Warren G. Harding, who was president from 1921 until his death in 1923, reportedly had multiple affairs while he was married to his wife Florence. Before taking office, he is said to have had a romantic relationship with Carrie Fulton Phillips, which was confirmed by love letters acquired by the Library of Congress.
President Harding later connected with Nan Britton, a woman over 30 years his junior who eventually gave birth to President Harding's illegitimate daughter, Elizabeth Ann. While Nan went on to publish a book about her relationship with the president, it wasn't until recently that the affair was able to be confirmed through DNA testing.
8. Grover Cleveland
Before Grover Cleveland was president, he had a romance with a woman named Maria Crofts Halpin. She later claimed Grover was the father of her son but details of exactly what happened after his birth greatly differ. While Grover claimed to have helped place the child with an adoptive family, Maria accused Grover of forcibly taking the child away and then temporarily placing her in an insane asylum. She never regained custody of the child.

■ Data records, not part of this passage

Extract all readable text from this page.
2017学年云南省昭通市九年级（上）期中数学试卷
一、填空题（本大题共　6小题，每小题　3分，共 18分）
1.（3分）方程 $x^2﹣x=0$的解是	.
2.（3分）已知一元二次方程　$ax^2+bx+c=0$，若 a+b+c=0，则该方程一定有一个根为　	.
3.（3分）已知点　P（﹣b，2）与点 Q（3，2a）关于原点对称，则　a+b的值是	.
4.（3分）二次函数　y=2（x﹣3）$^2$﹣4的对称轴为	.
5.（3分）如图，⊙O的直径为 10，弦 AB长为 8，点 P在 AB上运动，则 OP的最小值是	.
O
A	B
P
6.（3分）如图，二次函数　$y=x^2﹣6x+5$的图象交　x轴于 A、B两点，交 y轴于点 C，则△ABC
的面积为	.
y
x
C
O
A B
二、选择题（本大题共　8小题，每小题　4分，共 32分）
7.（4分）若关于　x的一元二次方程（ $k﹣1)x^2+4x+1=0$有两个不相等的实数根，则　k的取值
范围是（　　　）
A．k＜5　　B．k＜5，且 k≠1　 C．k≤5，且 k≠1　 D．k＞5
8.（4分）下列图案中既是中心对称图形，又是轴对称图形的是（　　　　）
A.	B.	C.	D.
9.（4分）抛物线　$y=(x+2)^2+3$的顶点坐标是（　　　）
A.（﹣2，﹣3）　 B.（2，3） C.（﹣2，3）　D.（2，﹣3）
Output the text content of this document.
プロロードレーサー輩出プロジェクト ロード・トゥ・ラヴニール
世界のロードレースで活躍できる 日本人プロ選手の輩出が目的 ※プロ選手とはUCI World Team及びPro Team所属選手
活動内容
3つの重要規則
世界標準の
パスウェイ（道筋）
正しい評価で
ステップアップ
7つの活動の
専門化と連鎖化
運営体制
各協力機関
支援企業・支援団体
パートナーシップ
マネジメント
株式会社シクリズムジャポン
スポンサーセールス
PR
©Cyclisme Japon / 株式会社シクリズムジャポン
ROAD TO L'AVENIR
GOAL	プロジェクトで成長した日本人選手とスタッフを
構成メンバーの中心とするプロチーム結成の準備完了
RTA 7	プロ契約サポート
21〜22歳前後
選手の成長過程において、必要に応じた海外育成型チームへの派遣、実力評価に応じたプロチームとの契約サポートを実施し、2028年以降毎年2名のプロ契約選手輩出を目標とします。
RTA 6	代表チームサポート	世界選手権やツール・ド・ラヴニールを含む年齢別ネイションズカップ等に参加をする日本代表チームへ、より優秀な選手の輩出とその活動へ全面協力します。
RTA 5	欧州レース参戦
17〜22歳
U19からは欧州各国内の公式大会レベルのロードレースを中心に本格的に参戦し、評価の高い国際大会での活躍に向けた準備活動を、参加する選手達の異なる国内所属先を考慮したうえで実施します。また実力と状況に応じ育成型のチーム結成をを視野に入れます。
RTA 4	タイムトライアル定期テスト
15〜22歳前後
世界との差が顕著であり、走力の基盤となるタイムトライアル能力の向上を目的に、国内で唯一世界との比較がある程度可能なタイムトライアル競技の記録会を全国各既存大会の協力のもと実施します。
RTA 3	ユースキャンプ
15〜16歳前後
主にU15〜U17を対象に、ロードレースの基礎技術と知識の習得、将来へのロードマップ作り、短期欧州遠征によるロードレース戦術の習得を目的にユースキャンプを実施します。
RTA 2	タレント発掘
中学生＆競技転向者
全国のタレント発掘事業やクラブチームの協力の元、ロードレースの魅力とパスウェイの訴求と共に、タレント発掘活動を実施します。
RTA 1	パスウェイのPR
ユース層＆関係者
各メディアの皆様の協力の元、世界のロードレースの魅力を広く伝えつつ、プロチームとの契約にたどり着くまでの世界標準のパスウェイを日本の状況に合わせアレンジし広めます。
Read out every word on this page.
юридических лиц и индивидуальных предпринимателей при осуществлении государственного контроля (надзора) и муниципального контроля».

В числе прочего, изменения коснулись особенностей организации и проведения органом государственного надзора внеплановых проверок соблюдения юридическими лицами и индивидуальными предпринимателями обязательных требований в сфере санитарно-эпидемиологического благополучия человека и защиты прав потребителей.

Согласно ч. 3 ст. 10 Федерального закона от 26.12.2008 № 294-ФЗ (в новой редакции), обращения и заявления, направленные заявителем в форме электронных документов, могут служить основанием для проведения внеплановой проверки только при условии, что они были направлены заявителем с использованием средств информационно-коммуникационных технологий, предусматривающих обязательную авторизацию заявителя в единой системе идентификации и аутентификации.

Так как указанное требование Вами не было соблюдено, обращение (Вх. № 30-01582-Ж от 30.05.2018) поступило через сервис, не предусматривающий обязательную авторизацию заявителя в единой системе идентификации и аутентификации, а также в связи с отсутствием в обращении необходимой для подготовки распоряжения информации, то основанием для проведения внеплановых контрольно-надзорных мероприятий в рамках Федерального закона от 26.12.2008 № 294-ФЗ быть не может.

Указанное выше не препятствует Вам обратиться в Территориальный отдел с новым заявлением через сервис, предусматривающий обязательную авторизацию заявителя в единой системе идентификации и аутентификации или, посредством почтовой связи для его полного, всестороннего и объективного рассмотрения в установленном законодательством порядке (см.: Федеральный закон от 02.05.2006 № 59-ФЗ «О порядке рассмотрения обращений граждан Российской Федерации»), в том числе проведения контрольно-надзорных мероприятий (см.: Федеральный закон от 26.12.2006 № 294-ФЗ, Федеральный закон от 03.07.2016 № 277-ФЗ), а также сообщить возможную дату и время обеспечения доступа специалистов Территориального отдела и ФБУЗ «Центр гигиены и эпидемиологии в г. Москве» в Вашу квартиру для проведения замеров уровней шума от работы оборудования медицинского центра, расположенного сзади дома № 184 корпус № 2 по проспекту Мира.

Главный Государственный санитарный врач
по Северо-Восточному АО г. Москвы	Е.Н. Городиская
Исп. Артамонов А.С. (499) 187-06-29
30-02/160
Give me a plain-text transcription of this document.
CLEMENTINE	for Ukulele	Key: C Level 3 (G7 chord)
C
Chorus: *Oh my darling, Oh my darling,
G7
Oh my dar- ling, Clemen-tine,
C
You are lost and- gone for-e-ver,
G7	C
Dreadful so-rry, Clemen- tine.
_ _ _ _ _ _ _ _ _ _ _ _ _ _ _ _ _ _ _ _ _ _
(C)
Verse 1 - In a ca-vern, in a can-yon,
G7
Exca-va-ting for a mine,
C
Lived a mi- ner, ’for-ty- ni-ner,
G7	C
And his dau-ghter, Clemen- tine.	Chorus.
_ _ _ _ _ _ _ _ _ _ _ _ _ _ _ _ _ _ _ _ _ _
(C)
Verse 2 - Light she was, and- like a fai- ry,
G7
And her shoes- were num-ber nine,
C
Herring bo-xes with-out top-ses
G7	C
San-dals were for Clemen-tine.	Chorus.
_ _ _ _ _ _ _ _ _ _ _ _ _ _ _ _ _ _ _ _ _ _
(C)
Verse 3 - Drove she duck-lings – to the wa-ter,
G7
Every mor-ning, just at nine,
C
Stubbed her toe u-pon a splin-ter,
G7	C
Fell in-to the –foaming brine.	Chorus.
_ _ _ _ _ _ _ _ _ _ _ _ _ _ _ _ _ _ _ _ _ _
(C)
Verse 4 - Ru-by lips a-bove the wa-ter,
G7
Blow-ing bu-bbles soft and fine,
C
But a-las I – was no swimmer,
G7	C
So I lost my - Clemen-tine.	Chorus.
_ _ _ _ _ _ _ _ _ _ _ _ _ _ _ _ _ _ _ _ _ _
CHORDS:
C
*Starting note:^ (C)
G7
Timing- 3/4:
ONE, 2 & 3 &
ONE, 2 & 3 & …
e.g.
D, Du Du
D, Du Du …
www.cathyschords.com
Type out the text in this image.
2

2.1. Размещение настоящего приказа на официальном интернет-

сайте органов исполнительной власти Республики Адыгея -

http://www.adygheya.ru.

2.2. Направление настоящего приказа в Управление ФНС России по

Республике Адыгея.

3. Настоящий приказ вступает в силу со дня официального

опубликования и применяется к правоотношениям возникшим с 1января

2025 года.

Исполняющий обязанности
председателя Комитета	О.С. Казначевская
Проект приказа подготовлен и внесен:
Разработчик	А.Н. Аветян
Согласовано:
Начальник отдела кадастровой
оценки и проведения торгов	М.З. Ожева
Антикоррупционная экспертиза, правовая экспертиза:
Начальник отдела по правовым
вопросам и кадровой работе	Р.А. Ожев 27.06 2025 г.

When Grover then ran for president in 1884, his opponents used his illegitimate child against him with the slogan, "Ma, ma, where's my Pa? Gone to the White House, ha ha ha!" Despite this, he won the presidency and went on to marry the 21-year-old daughter of his best friend, who was 27 years his junior.
9. James Garfield
While James Garfield was serving as a Civil War general, he reportedly had an extramarital affair with a woman named Lucia Calhoun. Although he is said to have later destroyed the many letters he had written to Lucia, they are referenced in his diary. He confessed about the affair to his wife Lucretia who eventually forgave him for the indiscretion.